With support from the University of Richmond

History News Network

History News Network puts current events into historical perspective. Subscribe to our newsletter for new perspectives on the ways history continues to resonate in the present. Explore our archive of thousands of original op-eds and curated stories from around the web. Join us to learn more about the past, now.

The Holocaust Was an Attempt to Erase Millions of People. Today, the World Must Honor the Evidence That They Existed

In a scene in Claude Lanzmann’s groundbreaking documentary Shoah, historian Raul Hilberg, a giant in the world of Holocaust research, sits in his study in a wintry Vermont. He has a piece of paper in his hand: a typical traffic order, a Fahrplananordnung, with number 587, he explains, regarding a train transport to Treblinka. The abbreviation PKR appears, which denotes full trains, and also the letter L which stands for Leer, which means empty. It appears that this train consisted of 50 wagons and was heavily loaded when it arrived at Treblinka at 11:24 on Oct. 1, 1942 and that it departed four and a half hours later, empty and tidy. The train was driven to a city where a ghetto had been emptied to retrieve its new human load, which it deposited in Treblinka the following day. All is evident from this traffic order, this form, a trivial document. And yet it is a paper that involves the death of ten thousand people. Raul Hilberg counted.

In the film, Claude Lanzmann cannot reconcile the triviality of the paper and its deadly consequences. I’ve been to Treblinka, he says, and to bring these two together, the death camp and this document… Then Hilberg replies: “When I get hold of a paper of this kind, especially as it is an original document, I know that the bureaucrat of the time himself held it in his hands. It’s an artifact, and that’s all that’s left. The dead are no longer there. ”

These simple words summarize the situation for all of us living after the genocide of the European Jews.
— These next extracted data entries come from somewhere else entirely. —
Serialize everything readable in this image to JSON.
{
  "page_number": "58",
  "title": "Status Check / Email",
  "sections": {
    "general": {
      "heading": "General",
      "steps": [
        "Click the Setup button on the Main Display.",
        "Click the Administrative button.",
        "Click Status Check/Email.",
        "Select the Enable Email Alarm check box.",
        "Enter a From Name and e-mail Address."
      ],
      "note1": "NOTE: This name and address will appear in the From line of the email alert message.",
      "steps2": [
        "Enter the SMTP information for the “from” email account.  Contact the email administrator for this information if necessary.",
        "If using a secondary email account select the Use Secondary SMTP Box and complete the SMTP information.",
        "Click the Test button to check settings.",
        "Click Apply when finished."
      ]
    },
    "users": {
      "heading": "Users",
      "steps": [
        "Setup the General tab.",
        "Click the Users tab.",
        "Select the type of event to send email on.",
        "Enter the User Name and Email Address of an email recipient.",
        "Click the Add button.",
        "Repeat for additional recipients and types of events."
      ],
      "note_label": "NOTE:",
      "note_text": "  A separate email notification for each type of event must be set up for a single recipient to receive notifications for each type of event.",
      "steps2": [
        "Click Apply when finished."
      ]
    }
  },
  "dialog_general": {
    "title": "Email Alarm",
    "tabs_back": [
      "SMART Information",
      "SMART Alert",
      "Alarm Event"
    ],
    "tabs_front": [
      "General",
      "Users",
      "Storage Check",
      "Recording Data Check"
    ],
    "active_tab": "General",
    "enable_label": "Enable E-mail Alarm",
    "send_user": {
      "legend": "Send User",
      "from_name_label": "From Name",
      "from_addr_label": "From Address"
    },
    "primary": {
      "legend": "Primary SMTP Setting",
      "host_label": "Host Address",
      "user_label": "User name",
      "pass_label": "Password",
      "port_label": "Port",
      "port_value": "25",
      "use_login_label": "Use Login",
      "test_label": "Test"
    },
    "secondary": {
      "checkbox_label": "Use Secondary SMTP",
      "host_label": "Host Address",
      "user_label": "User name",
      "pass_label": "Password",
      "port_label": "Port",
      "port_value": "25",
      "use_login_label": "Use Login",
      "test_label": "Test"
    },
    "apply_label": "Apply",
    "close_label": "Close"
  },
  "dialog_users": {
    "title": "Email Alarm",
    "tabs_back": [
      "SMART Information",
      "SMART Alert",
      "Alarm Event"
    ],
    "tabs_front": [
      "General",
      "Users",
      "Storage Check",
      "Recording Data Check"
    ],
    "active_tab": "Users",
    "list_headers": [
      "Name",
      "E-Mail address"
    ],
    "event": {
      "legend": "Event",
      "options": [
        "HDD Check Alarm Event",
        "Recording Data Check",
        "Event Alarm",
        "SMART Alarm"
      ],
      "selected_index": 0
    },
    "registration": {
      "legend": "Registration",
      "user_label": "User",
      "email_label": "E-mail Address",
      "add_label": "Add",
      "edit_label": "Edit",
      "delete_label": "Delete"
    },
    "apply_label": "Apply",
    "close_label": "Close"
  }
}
People were murdered, their bodies burned or thrown into hollows in the ground. Their homes and businesses were stolen, their watches stolen, their clothes sold on, their hair cut off and used to fill German soldiers’ mattresses. They were literally erased from the face of the earth.

We are left with a void. It harbors people who called themselves atheists and Jews, assimilated and orthodox, baptized and converted Christians, Sinti and Roma, homosexuals, those who had been classified insane. An insatiable amount of thoughts, songs, prayers, debates, tenderness and laughter was erased.